How to Eat a Watermelon
We eat a watermelon a week each week from June through July and into August. Mostly, we keep the slices in the fridge and eat them as snacks, but I’ve been known to serve watermelon alongside a supper that may not pass muster with the kids. (“Sweetheart, give me three bites of cauliflower, and then you can have watermelon.”)
I’ve mentioned before that my children are culinary savants – wanting to try strange concoctions that sometimes taste good – a rich double butter peanut butter toast and a sweet-sour marmalade concoction deemed “marmadip” are two memorable inventions. My children’s creativity with food doesn’t come from me, however – I’m a big fan of recipes and cookbooks. They get the inventiveness gene from my husband, who, upon finding out that this week’s Salon Kitchen Challenge category was watermelon, said “You know what I’ve always wanted to try. Now, you’ll think I’m crazy, but hear me out. I want to try making ahi tuni poke with cubes of watermelon.”

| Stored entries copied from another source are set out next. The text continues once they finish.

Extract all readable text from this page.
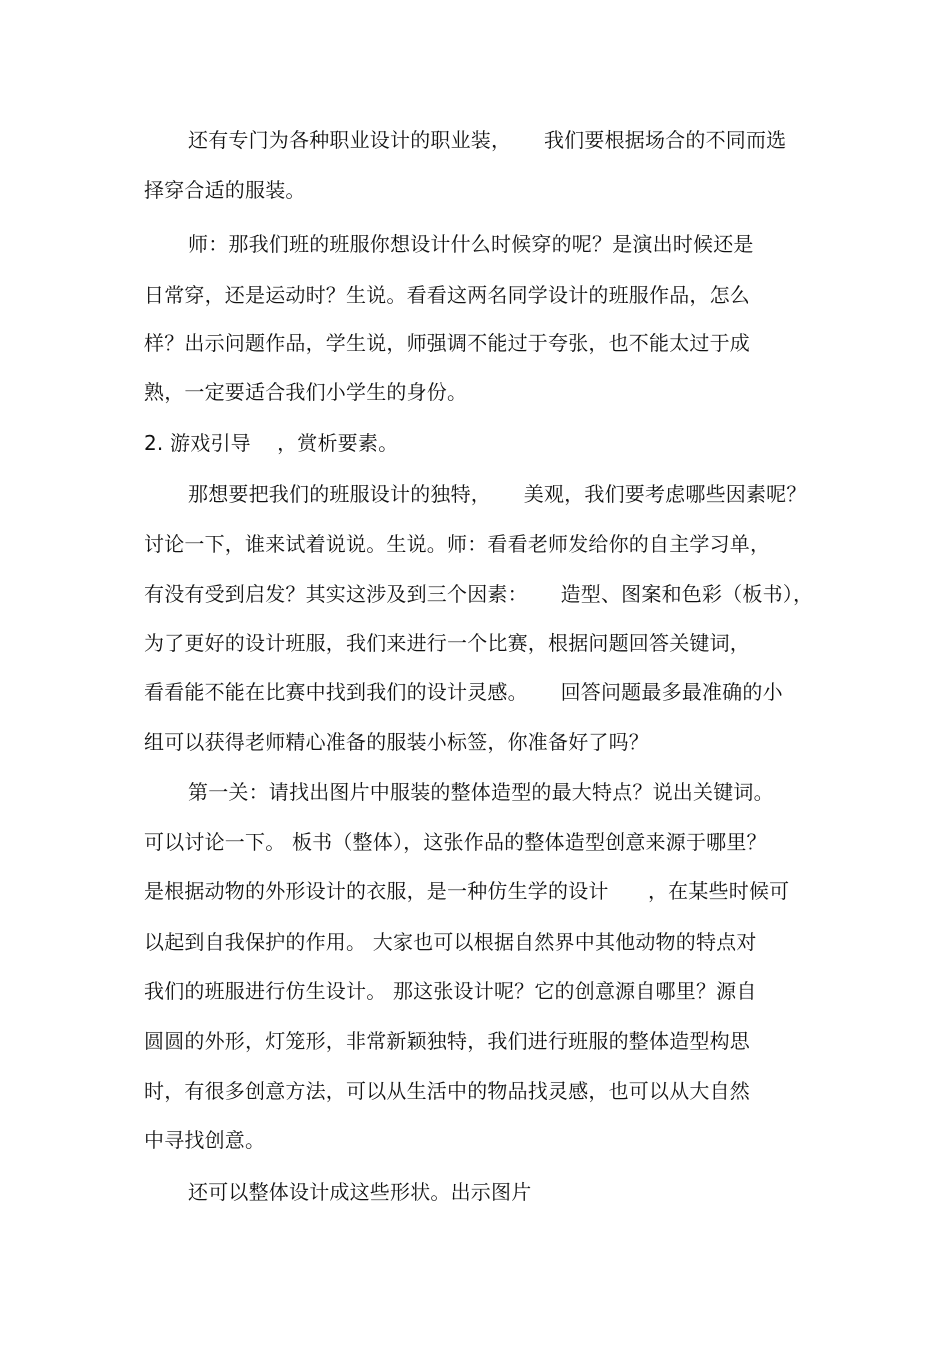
还有专门为各种职业设计的职业装，     我们要根据场合的不同而选
择穿合适的服装。
师：那我们班的班服你想设计什么时候穿的呢？是演出时候还是
日常穿，还是运动时？生说。看看这两名同学设计的班服作品，怎么
样？出示问题作品，学生说，师强调不能过于夸张，也不能太过于成
熟，一定要适合我们小学生的身份。
2. 游戏引导    ，赏析要素。
那想要把我们的班服设计的独特，     美观，我们要考虑哪些因素呢？
讨论一下，谁来试着说说。生说。师：看看老师发给你的自主学习单，
有没有受到启发？其实这涉及到三个因素：     造型、图案和色彩（板书），
为了更好的设计班服，我们来进行一个比赛，根据问题回答关键词，
看看能不能在比赛中找到我们的设计灵感。     回答问题最多最准确的小
组可以获得老师精心准备的服装小标签，你准备好了吗？
第一关：请找出图片中服装的整体造型的最大特点？说出关键词。
可以讨论一下。 板书（整体），这张作品的整体造型创意来源于哪里？
是根据动物的外形设计的衣服，是一种仿生学的设计      ，在某些时候可
以起到自我保护的作用。 大家也可以根据自然界中其他动物的特点对
我们的班服进行仿生设计。 那这张设计呢？它的创意源自哪里？源自
圆圆的外形，灯笼形，非常新颖独特，我们进行班服的整体造型构思
时，有很多创意方法，可以从生活中的物品找灵感，也可以从大自然
中寻找创意。
还可以整体设计成这些形状。出示图片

This sent me scrambling to Google to figure out what poke is, and it’s not Gumby’s faithful sidekick. It’s pronounced “poh-kay” and it’s a Hawaiian tuna tartare, part of the great fusion of Hawaiian cuisine. Fresh sushi-grade tuna marinated in a gingery, garlicky soy sauce with a wallop of pepper and chile offset by crisp, juicy sweet niblets of watermelon.
Well, we gave it a try, and all I can say is that they laughed at Picasso. Maybe, like his 1906 painting of Gertrude Stein about which a viewer remarked that the portrait looked nothing like Stein, Picasso famously responded “she will.“ My taste buds have grown to crave this – all contrasts- sweet, crisp melon; salty, soft tuna.
Georgia -Style Ahi Poke with Watermelon Recipe
Tell the nice person at the seafood counter that you’re making sushi and ask for the freshest ahi tuna available and watch them as they go to the back. Be sure to smell the fish before you buy – if it smells even remotely fishy, ask for another fish or go to a different store.
1/2 lb. ahi tuna, cubed
¼ cup soy sauce
1 tablespoon sesame oil
1 clove garlic, minced
1 teaspoon grated ginger
2 teaspoons green onion
1 teaspoon white pepper
1 teaspoon sesame seed
¼ to ½ jalapeno, minced no seeds
Salt to taste
½ cup diced watermelon, in pieces the same size as the tuna
- Combine all ingredients except for salt and watermelon. Taste for seasoning before adding salt. The dish needs a bit of salt, but remember the soy and sesame oil contribute to the sodium load.
- Make sure the marinade completely covers the fish, place in a sealable container and put in the coldest part of the fridge for a few hours up to a day. Before serving, fold in watermelon. Serve with chips, avocado, pickled ginger and sriracha, or like me, chip-sized slices of watermelon.